The issue then is not that we don’t have difficulties, but what do we do with them.  Let me tell you of an Old Testament woman, Hannah, one of two wives of Elkanah, desperately longing for a “male child”, and was anguished by the fact that to a certain point she was childless and was ridiculed by her “fellow wife” for her barrenness.  This condition persisted for any number of years.  At one point while praying in the Tabernacle, with bitterness and anguish of soul, she made a vow, “O Lord of hosts, if You will indeed look on the affliction of your maidservant and remember me, and not forget your maidservant, but will give your maidservant a male child, then I will give him to the Lord all the days of his life, and no razor shall come upon his head” (I Samuel 1:11).

As she prayed she moved her lips but made no sound.  Observing her, Eli the chief priest wondered if she were not “drunk”.  She assured him she was not and told him of her plight.  “Then Eli answered and said, ‘Go in peace, and the God of Israel grant your petition which you have asked of Him’” (I Samuel 1:17).

In time God gave her a son whom she named Samuel, “Because I have asked for him from the Lord” (I Samuel 1:20b).
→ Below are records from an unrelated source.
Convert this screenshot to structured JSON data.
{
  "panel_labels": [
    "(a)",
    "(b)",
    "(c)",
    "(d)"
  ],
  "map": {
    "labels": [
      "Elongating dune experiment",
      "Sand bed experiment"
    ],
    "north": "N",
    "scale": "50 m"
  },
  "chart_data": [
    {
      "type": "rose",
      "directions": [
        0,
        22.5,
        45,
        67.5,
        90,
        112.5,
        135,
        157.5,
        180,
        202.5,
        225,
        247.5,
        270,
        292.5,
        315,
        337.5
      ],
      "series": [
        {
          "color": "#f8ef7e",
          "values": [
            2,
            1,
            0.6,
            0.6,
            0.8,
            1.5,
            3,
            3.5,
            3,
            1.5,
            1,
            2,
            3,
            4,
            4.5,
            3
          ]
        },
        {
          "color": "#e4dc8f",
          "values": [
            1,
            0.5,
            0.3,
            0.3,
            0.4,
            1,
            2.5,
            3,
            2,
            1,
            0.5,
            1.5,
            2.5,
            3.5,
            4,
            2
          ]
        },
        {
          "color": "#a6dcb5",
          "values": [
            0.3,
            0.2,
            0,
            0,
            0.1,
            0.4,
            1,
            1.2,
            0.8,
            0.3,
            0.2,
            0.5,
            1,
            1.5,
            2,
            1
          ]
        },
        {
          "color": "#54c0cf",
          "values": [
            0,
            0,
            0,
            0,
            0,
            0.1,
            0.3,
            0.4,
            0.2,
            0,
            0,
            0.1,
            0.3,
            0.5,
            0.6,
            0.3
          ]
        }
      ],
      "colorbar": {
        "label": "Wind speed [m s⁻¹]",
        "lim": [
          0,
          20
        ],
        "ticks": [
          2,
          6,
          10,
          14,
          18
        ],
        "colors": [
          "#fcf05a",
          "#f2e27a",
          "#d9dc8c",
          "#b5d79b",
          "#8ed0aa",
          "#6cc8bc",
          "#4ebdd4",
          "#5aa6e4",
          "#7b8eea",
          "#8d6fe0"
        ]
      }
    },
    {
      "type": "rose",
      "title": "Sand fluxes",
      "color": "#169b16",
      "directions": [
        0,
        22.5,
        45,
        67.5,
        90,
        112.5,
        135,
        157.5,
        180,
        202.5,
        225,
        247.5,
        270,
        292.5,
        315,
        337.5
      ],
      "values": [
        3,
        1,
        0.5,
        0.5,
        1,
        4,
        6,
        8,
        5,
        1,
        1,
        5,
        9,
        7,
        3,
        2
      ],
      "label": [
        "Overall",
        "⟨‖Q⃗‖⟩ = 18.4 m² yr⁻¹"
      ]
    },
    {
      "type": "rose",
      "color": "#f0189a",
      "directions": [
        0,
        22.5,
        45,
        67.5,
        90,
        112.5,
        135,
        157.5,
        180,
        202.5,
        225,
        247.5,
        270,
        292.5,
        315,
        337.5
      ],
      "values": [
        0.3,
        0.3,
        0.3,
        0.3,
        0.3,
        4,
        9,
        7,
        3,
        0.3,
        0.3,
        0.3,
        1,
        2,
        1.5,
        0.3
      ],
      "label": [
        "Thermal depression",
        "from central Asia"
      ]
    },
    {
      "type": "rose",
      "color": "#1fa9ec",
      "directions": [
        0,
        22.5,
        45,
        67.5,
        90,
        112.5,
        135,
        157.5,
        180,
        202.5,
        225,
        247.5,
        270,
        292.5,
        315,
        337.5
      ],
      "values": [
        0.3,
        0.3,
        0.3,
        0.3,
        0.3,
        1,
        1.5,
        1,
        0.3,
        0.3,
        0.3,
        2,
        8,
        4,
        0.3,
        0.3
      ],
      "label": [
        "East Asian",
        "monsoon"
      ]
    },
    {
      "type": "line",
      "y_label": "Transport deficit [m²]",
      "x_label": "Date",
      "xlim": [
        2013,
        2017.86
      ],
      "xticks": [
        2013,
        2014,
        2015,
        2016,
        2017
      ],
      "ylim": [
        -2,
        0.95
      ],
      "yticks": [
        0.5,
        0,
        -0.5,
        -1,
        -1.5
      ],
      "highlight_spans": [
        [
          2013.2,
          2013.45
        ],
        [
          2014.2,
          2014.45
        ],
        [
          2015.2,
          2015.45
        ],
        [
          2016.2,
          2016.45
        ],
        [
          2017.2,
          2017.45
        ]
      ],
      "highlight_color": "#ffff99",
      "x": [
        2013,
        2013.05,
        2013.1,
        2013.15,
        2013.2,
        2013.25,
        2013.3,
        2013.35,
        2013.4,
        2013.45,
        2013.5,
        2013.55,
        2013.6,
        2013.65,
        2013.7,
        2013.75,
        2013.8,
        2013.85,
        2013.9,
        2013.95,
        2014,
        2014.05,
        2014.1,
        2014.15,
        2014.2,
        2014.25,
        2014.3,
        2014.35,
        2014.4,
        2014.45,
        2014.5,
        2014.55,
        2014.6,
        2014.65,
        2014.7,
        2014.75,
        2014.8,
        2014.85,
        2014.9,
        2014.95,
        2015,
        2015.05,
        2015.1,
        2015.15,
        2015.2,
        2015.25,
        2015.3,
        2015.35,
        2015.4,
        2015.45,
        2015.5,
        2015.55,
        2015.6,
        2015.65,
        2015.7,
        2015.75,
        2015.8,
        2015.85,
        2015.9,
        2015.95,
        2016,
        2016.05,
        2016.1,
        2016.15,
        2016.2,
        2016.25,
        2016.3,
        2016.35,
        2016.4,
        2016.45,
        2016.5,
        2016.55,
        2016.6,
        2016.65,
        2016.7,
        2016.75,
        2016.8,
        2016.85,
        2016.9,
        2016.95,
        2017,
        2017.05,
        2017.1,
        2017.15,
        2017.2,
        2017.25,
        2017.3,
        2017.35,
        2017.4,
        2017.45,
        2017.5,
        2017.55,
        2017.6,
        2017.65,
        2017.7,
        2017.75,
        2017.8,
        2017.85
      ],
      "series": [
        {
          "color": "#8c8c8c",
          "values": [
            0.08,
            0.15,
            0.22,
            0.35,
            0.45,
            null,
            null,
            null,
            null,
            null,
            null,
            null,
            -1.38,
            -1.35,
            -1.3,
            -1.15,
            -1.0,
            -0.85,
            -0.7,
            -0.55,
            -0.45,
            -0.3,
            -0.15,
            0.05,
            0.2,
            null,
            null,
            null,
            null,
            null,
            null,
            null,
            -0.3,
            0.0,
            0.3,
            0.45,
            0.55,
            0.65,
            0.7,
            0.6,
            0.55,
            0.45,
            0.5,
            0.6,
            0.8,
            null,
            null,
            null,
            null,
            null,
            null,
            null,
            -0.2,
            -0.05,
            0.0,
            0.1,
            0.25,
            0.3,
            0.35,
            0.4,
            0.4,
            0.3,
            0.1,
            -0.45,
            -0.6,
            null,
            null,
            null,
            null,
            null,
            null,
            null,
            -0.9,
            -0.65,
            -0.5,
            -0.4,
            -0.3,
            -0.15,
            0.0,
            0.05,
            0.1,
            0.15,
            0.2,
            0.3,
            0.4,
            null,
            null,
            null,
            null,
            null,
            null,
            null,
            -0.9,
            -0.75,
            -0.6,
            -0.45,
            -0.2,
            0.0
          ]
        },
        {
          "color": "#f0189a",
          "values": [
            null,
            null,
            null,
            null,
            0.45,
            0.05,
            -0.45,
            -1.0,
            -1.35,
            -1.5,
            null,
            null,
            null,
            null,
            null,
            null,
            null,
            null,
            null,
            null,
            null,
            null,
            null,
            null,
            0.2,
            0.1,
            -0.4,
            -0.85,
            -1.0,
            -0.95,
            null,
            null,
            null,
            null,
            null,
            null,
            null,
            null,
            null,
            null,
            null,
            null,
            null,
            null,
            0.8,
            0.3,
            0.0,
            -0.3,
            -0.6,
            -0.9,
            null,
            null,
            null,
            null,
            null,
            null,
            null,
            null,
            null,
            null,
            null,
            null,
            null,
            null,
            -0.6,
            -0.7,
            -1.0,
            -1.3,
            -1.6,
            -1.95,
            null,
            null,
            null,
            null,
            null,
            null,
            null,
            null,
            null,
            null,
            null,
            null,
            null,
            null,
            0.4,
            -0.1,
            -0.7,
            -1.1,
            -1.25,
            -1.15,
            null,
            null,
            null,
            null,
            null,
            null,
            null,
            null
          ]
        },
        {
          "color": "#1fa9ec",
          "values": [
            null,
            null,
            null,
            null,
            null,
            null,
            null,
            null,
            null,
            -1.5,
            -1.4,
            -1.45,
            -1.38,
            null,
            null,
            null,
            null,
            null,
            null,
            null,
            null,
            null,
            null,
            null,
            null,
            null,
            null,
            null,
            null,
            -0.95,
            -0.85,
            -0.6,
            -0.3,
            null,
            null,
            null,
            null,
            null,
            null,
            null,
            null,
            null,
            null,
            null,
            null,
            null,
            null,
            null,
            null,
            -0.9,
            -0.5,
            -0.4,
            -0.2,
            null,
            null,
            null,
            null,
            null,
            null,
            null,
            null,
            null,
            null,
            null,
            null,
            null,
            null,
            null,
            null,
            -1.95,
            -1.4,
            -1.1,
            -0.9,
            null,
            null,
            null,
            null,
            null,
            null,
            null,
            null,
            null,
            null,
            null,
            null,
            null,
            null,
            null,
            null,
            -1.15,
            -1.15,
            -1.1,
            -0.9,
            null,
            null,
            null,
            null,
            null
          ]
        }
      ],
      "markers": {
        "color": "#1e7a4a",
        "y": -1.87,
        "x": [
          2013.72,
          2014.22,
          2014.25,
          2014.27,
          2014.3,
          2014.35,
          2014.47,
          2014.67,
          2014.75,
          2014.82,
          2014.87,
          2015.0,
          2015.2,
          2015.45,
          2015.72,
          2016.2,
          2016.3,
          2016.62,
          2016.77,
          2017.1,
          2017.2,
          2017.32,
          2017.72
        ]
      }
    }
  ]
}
After Hannah weaned Samuel she took him to the Tabernacle and presented him to Eli for the Lord’s service.  Before long the Lord spoke to Samuel, speaking a word of judgment God was going to bring on Eli and his household.  That was a “heavy word” for a little boy and Eli forced Samuel to divulge it.  Eli acquiesced to the harsh word.

Later we have this account of Samuel.  “So Samuel grew, and the Lord was with him and let none of his words fall (fail) to the ground.  And all Israel from Dan to Beersheba knew that Samuel had been established as a prophet of the Lord” (I Samuel 3:19, 20).

That Samuel should come on the scene at this point was critical in Israel’s history because the judgment of the Lord fell upon Eli, the Chief Priest and his sons, cutting them off from ministry, and the Ark of the Covenant had been captured by the Philistines in battle.  Samuel was left alone to judge Israel.

Through Samuel the monarchy would be established, raising up first Saul as King, and, because of Saul’s rebellion, then David.

This whole sequence of events followed from the anguished prayer of a mother, fitting in with the purposes of God.

Are you troubled, even anguished in soul, because of some circumstance?  Give it to the Lord and see what He will do with it.